Review: Space transportation systems, present and future
by Jeff Foust
|McElyea warns in Project Constellation that “Describing an evolving program is much like describing a lava lamp or clouds in the summer sky.”|
Project Constellation takes its name from the underused designation for the Orion spacecraft and Ares launch vehicles that will replace the Shuttle and—if all goes well from a technical and budgetary standpoint—send humans back to the Moon. This book provides an overview of the Orion and Ares programs, going into some technical detail about key components, such as the engines that will be used. About half the book is text and diagrams covering the development of these systems, with the second half reserved for color photos and illustrations of these vehicles. Given that the overall Constellation program is a moving target, with shifting details and deadlines—as seen as recently as last week, when NASA administrator Michael Griffin told Congress that the first manned Orion flight was now scheduled for March 2015, considerably later than previously planned—Tim McElyea has done a good job keeping on top of these changes, within the limitations of the book publication cycle. He includes, for example, a reference to an internal NASA study of an “Ares 4” launch vehicle that could be used in place of both the Ares 1 and Ares 5 for lunar missions, a study that only became public earlier this year.
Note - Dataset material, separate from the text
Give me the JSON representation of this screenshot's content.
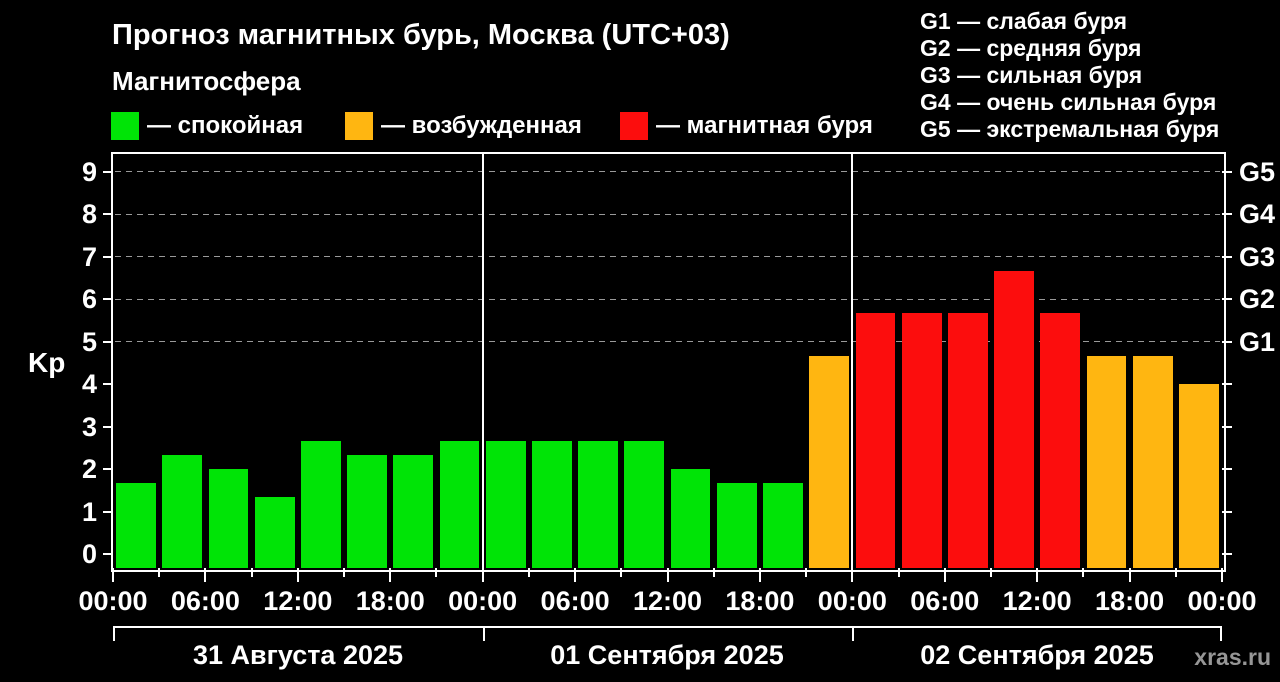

McElyea is aware of the dynamic nature of the Constellation program, and includes an author’s note at the beginning of book where he states, “Describing an evolving program is much like describing a lava lamp or clouds in the summer sky. One can describe it in generalities and be reasonably accurate but the closer one gets to describing the details the greater the potential becomes for inaccuracies over time.” That is certainly the case for Constellation, which could face even bigger changes in two years’ time, after a new president takes office and decides to put his or her stamp on the space agency. In any event, Project Constellation provides a brief but illuminating snapshot of the current state of the program, just as Space Shuttle Fact Archive gives a summary of the essential facts about the system to be replaced by Constellation.